3. Distral: Robust Multitask Reinforcement Learning
Authors: Yee Whye Teh, Victor Bapst, Wojciech Marian Czarnecki, John Quan, James Kirkpatrick, Raia Hadsell, Nicolas Heess, Razvan Pascanu
Type: arXiv preprint
Publication date: 13 July 2017
This paper proposed a method to overcome a common problem in Deep Reinforcement Learning, whereby training on multiple related tasks negatively affect performance on the individual tasks, when intuition tells us solutions to related tasks should improve learning since the tasks share common structures.
- The authors developed Distral (Distill & transfer learning), based on the idea of a shared ‘policy’ that distills common behaviours or representations from task-specific policies.
- Knowledge obtained in an individual task is distilled into the shared policy and then transferred to other tasks.

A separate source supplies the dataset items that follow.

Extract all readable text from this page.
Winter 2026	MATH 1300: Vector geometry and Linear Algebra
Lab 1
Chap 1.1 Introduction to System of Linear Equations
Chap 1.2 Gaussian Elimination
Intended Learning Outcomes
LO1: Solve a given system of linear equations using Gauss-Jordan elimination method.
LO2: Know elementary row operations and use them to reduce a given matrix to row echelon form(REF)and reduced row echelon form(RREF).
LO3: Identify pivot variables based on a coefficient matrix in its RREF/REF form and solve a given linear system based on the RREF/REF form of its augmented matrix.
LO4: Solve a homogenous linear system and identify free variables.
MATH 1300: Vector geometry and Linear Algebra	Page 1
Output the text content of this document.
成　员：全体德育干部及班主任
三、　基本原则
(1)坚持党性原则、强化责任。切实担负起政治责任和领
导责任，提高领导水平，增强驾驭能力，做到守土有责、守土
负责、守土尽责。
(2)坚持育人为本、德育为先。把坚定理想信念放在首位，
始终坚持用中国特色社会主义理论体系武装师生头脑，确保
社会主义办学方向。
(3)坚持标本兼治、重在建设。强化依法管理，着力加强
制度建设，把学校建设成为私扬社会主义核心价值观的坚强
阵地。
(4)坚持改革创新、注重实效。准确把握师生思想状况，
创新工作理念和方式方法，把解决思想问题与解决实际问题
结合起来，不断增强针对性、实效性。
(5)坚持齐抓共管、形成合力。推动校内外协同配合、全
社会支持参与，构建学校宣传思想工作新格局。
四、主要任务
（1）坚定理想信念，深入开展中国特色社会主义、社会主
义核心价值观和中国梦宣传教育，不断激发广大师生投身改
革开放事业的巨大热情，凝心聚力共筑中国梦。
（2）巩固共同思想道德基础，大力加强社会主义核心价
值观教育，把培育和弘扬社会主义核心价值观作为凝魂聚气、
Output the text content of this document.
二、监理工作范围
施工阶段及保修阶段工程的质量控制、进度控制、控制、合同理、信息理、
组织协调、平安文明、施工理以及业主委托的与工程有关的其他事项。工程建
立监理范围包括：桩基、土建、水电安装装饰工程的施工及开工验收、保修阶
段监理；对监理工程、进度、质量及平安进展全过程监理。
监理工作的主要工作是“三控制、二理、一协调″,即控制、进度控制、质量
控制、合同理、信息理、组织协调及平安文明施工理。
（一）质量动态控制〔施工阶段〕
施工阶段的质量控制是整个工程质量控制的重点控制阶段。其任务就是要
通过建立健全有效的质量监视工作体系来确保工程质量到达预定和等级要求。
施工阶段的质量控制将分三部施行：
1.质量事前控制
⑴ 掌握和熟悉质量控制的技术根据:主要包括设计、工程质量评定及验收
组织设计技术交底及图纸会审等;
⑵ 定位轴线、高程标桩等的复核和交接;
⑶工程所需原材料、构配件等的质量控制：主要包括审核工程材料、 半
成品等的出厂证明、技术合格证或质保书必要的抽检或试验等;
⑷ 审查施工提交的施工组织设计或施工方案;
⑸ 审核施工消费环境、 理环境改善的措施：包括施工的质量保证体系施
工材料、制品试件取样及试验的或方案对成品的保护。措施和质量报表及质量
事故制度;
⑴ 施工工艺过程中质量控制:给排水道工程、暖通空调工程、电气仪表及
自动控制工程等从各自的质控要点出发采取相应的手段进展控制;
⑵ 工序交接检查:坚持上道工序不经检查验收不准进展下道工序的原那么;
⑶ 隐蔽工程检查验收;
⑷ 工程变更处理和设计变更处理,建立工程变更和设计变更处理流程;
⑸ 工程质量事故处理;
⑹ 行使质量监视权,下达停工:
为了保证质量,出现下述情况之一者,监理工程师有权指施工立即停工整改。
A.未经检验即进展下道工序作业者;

4. How Prior Probability Influences Decision Making: A Unifying Probabilistic Model
Authors: Yanping Huang, Timothy Hanks, Mike Shadlen, Abram L. Friesen, Rajesh P. Rao
Type: Conference proceeding published at the Neural Information Processing Systems Conference
Publication year: 2012
This paper tackled the problem of how the brain combines sensory input and prior knowledge when making decision in the natural world.
- The authors derived a model based on the framework of a partially observable Markov decision processes (POMDPs) and computed the optimal behaviour for sequential decision making tasks.
- Their results suggest that decision making in our brain may be controlled by the dual principles of Bayesian inference and reward maximisation.
- The proposed model offered a unifying explanation for experimental data previously accounted for by two competing models for incorporating prior knowledge, the additive offset model that assumes static influence of the prior, and the dynamic weighing model that assumes a time-varying effect.
5. First-spike based visual categorization using reward-modulated STDP
Authors: Milad Mozafari, Saeed Reza Kheradpisheh, Timothée Masquelier, Abbas Nowzari-Dalini, Mohammad Ganjtabesh
Type: arXiv preprint
Publication date: 25 May 2017
This paper proposed a hierarchical Spiking Neural Network (SNN) equipped with a novel Reward-modulated STDP (R-STDP) learning algorithm to solve object recognition tasks without using an external classifier.
- The learning algorithm combined the principles of Reinforcement Learning and STDP
- The network is structured as a feedforward convolutional SNN with four layers, however training took place in only one layer.
- Results from R-STDP outperformed STDP on several datasets
6. A Distributional Perspective on Reinforcement Learning
Authors: Marc G. Bellemare, Will Dabney, Rémi Munos
Type: arXiv preprint
Publication date: 21 July 2017
This paper sought to provide a more complete picture of reinforcement learning (RL) by incorporating the concept of value distribution, understood as the distribution of the random return received by a learning agent.
- The main object of the study is a random return Z that is characterised by the interaction of three random variables: the reward R, the next state-action, and its random return.
- The authors designed a new algorithm using this distributional perspective to learn approximate value distribution and obtained state of the art results, at the same time demonstrating the importance of the value distribution in approximate RL.